Signing up all those new people will require convincing them that Slack is worth the effort, though. Email and text work just fine for a lot of people, and a huge number of people now spend most of their days in Slack-looking apps like Teams and Google Chat. Meanwhile, Slack overload is a real problem for businesses, with some employees feeling like they spend all their time in Slack and none of it doing their job.
To some extent, Slack's pitch is as simple as addition by subtraction, that having fewer places to talk to people is by default a good thing. But it has forced Slack to rethink how it onboards new users, since many won't have a team member to work with or a training forced upon them. "We're doing [a] much more progressive reveal for onboarding," Yehoshua said, "to give you access to functionality when you need it, but don't overwhelm you initially." Same goes for the way Slack teaches best practices for features like Do Not Disturb, @-mentions and channels, which can help stave off overload but aren't always obvious to new users. In both cases, Yehoshua said, there's plenty more work to do.

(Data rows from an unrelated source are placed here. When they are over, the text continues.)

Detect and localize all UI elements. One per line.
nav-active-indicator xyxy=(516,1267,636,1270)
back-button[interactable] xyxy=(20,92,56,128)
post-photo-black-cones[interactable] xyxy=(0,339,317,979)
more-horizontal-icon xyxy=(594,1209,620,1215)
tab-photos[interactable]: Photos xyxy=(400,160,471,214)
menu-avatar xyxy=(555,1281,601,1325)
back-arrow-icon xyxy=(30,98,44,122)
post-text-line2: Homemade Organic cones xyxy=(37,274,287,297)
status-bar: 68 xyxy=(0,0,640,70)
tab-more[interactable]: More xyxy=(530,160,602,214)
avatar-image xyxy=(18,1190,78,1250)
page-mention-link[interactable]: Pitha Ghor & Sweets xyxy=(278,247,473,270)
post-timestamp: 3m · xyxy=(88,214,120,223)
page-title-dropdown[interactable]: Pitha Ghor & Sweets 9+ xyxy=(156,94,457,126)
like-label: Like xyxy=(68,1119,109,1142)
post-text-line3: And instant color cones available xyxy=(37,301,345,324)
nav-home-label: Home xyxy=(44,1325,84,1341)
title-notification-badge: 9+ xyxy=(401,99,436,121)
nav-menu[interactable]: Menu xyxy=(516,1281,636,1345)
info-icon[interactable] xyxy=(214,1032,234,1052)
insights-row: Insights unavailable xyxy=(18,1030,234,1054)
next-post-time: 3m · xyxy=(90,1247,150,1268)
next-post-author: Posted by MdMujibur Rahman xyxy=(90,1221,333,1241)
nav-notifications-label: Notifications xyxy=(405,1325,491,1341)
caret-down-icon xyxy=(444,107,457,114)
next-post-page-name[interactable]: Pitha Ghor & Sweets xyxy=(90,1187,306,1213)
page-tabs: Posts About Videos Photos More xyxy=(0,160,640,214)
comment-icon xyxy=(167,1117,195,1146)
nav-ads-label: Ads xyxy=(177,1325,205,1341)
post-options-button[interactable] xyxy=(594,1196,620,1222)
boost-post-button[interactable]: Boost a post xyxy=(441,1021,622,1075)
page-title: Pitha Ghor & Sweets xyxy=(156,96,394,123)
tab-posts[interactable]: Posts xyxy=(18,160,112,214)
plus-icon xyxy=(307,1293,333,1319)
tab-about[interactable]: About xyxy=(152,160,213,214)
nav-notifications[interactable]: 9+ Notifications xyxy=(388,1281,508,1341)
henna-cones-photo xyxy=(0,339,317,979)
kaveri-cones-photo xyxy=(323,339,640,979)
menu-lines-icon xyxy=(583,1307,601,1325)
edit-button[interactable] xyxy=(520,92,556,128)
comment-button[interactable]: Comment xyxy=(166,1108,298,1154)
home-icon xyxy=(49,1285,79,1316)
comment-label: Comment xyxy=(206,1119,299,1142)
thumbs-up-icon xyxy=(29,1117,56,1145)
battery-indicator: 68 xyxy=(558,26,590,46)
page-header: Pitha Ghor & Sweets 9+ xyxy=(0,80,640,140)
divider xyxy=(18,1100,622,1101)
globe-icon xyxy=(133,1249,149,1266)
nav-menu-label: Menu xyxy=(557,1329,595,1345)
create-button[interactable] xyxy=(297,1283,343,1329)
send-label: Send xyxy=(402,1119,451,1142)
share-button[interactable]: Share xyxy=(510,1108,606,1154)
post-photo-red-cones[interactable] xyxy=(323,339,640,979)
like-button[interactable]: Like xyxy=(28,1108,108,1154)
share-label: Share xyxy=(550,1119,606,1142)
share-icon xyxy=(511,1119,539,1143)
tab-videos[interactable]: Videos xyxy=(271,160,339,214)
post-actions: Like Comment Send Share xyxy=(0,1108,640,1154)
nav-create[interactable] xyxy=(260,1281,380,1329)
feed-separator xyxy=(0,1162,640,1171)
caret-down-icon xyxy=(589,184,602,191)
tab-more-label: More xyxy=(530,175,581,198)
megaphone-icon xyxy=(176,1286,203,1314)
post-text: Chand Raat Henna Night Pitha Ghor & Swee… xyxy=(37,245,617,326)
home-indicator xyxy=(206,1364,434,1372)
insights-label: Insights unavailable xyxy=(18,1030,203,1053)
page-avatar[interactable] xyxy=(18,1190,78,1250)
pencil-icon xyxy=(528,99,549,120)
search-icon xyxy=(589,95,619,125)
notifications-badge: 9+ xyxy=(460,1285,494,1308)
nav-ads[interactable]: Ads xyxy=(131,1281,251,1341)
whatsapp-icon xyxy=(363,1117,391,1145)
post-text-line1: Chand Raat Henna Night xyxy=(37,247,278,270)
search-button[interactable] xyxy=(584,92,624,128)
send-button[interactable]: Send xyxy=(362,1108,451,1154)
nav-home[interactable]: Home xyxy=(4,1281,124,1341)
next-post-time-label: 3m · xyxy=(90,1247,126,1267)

But Slack thinks the hardest work is already done. Slack Connect has been in the works for a while, and DMs essentially blow the doors off the feature. The timing of the announcement is not an accident, Frank said: The product team has spent months refining security processes, making sure the onboarding and interface make sense, and bringing a few customers into a new way of thinking about Slack. Now Slack wants to rewire everyone's brains. Slack isn't just a place to talk to co-workers anymore. It's not just an email killer. It's a place to do business, no matter what — or who — that requires.
Update 3/24: After Slack announced the new feature, a lot of users pointed out the possibility for abuse and harassment, particularly in the invite flow for Connect DMs. When we asked Slack to respond to the criticism, here's what Slack VP of Communications and Policy Jonathan Prince said: "After rolling out Slack Connect DMs this morning, we received valuable feedback from our users about how email invitations to use the feature could potentially be used to send abusive or harassing messages. We are taking immediate steps to prevent this kind of abuse, beginning with the removal today of the ability to customize a message when a user invites someone to Slack Connect DMs. Slack Connect's security features and robust administrative controls are a core part of its value both for individual users and their organizations. We made a mistake in this initial roll-out that is inconsistent with our goals for the product and the typical experience of Slack Connect usage. As always, we are grateful to everyone who spoke up, and we are committed to fixing this issue."